If I worked at a newspaper I'd be doing everything I could in the hope that eBay's stock goes down, because eBay is the classifieds of the future. How much is that worth? Ah, now that's another question.
Maybe less than eBay is selling for now. Maybe more. Push. But if it goes down, the case can be made that eBay will remain proprietary. As for all of the other auction and reverse auction companies out there, I don't know -- there seem to be too many for any or all of them to remain that way.
We think priceline is proprietary because it has lots of patents on a method of buying that seems to have traction with people. Is it worth what it's selling for? As someone who is long priceline, I answer: No, it's worth more. But I have no illusions, it's being brought down by its dot-com legacy.
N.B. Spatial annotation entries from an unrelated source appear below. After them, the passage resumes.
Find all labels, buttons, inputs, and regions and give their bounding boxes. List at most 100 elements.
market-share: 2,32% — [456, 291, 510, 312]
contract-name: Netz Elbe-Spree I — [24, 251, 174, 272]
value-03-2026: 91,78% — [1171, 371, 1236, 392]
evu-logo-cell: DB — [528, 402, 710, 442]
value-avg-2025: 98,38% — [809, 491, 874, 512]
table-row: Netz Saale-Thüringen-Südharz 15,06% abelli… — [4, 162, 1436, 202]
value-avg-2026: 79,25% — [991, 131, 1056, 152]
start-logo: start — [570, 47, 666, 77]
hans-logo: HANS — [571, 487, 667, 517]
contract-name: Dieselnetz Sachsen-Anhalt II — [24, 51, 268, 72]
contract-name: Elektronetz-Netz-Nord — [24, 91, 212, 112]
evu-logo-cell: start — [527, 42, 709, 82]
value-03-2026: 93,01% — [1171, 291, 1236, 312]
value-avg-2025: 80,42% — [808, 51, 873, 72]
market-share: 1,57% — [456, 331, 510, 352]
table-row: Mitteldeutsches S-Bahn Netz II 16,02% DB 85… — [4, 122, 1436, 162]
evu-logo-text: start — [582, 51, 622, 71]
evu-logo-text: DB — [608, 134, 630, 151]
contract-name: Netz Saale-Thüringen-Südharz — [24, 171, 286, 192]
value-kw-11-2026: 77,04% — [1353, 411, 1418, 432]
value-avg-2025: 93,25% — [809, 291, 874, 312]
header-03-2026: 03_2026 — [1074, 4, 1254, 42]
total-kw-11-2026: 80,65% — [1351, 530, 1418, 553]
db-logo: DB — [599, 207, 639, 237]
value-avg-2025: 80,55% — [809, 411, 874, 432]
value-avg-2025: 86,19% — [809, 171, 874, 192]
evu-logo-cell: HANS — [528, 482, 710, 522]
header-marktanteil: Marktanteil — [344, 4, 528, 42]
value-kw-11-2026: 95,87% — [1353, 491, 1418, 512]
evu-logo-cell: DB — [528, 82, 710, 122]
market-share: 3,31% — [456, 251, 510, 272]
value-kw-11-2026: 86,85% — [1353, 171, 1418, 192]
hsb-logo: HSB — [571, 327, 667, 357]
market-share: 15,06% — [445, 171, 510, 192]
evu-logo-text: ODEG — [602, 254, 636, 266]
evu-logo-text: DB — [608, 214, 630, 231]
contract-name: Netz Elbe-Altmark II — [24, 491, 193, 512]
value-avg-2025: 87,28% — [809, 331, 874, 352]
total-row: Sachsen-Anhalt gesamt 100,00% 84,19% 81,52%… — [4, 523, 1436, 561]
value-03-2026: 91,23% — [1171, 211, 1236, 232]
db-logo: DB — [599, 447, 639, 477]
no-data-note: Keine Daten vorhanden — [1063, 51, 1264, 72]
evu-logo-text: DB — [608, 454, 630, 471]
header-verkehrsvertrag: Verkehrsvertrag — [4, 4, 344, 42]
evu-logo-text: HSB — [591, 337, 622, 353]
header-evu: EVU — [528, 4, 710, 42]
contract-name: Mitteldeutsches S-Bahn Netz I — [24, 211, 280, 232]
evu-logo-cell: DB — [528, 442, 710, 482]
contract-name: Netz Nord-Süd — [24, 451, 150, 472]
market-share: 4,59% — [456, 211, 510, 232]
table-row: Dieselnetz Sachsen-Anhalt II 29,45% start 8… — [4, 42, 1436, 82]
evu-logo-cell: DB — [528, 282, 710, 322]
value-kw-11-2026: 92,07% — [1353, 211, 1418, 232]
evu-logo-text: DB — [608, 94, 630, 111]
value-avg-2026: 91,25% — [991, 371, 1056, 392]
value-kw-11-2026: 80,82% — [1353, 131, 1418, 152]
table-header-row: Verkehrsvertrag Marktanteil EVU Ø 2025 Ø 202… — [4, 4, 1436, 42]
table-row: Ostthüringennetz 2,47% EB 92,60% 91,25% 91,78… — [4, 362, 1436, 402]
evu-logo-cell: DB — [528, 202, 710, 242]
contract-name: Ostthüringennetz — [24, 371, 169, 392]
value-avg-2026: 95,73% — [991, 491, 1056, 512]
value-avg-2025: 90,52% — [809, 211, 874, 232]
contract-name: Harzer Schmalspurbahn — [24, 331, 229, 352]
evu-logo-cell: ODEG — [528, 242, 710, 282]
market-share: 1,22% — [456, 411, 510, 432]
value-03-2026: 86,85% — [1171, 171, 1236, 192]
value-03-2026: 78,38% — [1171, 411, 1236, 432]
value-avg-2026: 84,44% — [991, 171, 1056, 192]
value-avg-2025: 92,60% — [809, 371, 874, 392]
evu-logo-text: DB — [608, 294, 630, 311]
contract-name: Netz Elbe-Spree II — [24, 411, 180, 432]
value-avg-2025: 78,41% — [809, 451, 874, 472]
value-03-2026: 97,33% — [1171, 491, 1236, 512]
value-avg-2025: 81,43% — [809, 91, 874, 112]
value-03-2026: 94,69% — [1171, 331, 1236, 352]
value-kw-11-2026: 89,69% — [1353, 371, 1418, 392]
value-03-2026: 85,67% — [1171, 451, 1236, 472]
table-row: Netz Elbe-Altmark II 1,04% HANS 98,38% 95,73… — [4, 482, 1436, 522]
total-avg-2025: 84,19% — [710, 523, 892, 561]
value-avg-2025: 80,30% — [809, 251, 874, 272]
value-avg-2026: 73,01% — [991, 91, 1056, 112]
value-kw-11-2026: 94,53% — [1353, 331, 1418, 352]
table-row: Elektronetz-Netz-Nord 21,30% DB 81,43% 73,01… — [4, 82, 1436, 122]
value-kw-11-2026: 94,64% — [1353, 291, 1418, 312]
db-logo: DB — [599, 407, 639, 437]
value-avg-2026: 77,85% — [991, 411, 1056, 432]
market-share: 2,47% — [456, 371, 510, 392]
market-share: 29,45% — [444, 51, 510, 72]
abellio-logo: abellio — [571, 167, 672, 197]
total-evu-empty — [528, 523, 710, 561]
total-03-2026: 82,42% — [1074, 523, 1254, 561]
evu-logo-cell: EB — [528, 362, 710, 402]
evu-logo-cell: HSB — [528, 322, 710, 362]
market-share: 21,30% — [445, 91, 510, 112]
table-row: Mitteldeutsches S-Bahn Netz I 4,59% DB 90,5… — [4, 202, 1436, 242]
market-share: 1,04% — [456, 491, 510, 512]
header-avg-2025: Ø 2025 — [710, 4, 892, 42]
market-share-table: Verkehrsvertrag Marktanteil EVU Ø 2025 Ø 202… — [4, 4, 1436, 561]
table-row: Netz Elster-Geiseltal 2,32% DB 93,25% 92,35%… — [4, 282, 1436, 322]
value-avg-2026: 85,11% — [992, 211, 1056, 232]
Sometimes there are a couple of players still duking it out and the winner could be big. Monster.com and HotJobs.com (HOTJ:Nasdaq - news - boards) are in a pitched battle. My money would be on HotJobs when the smoke clears, but the smoke hasn't cleared yet.
The one thing I am certain about is that all of those well-funded projects that are still on the drawing board or in their last stages before going public will have a rough time going forward, which is the only good news for that sad list of stocks I just recited.
This is why we have to go through this exercise: The surviving companies that can make it to profitability, or at least staunch the flow of losses, are being checked out right now by traditional companies that never got going on the Web. If we can find them before they get bought out, we'll make money either on the takeover game or because they do actually have a shot at profitability.
Watch these next quarters closely. See who is losing less than expected.
See who might get profitable. See who can make it on their own. Any such company is likely to be picked off in the next few months by someone else. And that's what I want to own.